On December 9, 2004, defendant entered a plea of guilty to both counts of an indictment charging him with identity theft in the second degree and falsification of business records in the first degree.   At the time defendant entered his plea of guilty, County Court indicated that it would sentence him to a prison term of 1 1/212 to 3 years with a potential alternative sentence of long-term drug rehabilitation.   Thereafter, when it became clear that defendant did not qualify for long-term drug rehabilitation, County Court indicated that it would entertain a motion to withdraw the guilty plea, and it adjourned the proceeding for that purpose.   Although defendant did not move to withdraw his guilty plea, his plea to falsification of business records in the first degree was vacated on consent of the prosecution and defendant was sentenced on the remaining charge as promised.   Defendant now appeals.
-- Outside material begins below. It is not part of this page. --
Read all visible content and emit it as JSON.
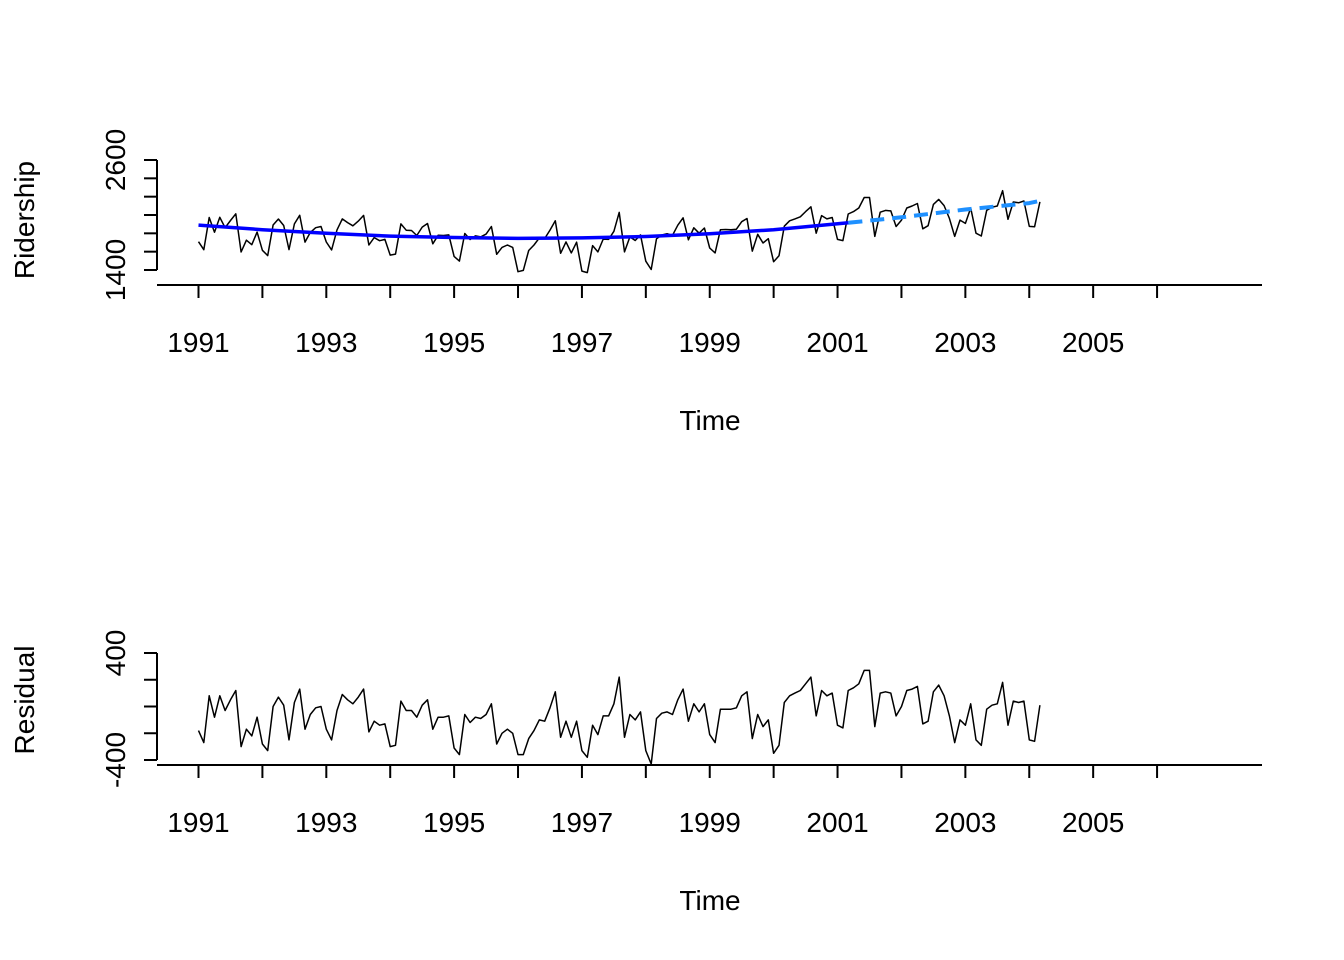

 We affirm.   Defendant's first contention is that his guilty plea should have been vacated as of right when it became evident that County Court could not fulfill its promise of sentencing defendant to a drug rehabilitation program.   This issue has not been preserved for our review since defendant failed to move for withdrawal of his guilty plea or to vacate the judgment of conviction (see People v. Lopez, 71 N.Y.2d 662, 665, 529 N.Y.S.2d 465, 525 N.E.2d 5 [1988];  People v. Dolison, 23 A.D.3d 844, 845, 803 N.Y.S.2d 805 [2005] ).   Further, since defendant's allocution neither reveals facts suggesting that he did not commit the crimes to which he pleaded nor in any way impacts the voluntariness of his plea, the narrow exception to the preservation rule is not implicated (see People v. Clinton, 22 A.D.3d 887, 888, 802 N.Y.S.2d 538 [2005] ).   Were we to reach defendant's argument, we would find it to be without merit.   Although a guilty plea may be vacated if the plea is induced by an unfulfilled promise regarding sentence (see People v. DeValle, 94 N.Y.2d 870, 872, 704 N.Y.S.2d 924, 726 N.E.2d 476 [2000] ), this record reveals the complete absence of an unfulfilled promise.   County Court's representation was simply to consider the possibility of drug rehabilitation as a potential alternative to a term of imprisonment in the event that defendant entered a plea of guilty.   Defendant was well aware of this and, even when it became clear that it was not available, he failed to avail himself of County Court's adjournment so that he could explore withdrawal of his plea.

 Next, we reject defendant's claim that County Court failed to properly and fully explore his desire for substitute counsel.   The record reveals that County Court did explore defendant's alleged dissatisfaction with the assigned public defender and concluded that no realistic basis existed for defendant's avowed dissatisfaction, as it was based on defendant's erroneous belief that he had committed only a class A misdemeanor and should not receive a sentence of 1 1/212 to 3 years.   Defendant failed to establish any irreconcilable conflict with counsel or any other compelling reason entitling him to new counsel (see People v. Sides, 75 N.Y.2d 822, 824, 552 N.Y.S.2d 555, 551 N.E.2d 1233 [1990] ), so we discern no abuse of discretion or other basis upon which to disturb County Court's finding in this regard (see People v. Linares, 2 N.Y.3d 507, 510, 780 N.Y.S.2d 529, 813 N.E.2d 609 [2004] ).

ORDERED that the judgment is affirmed.


CREW III, J.P., PETERS, ROSE and KANE, JJ., concur.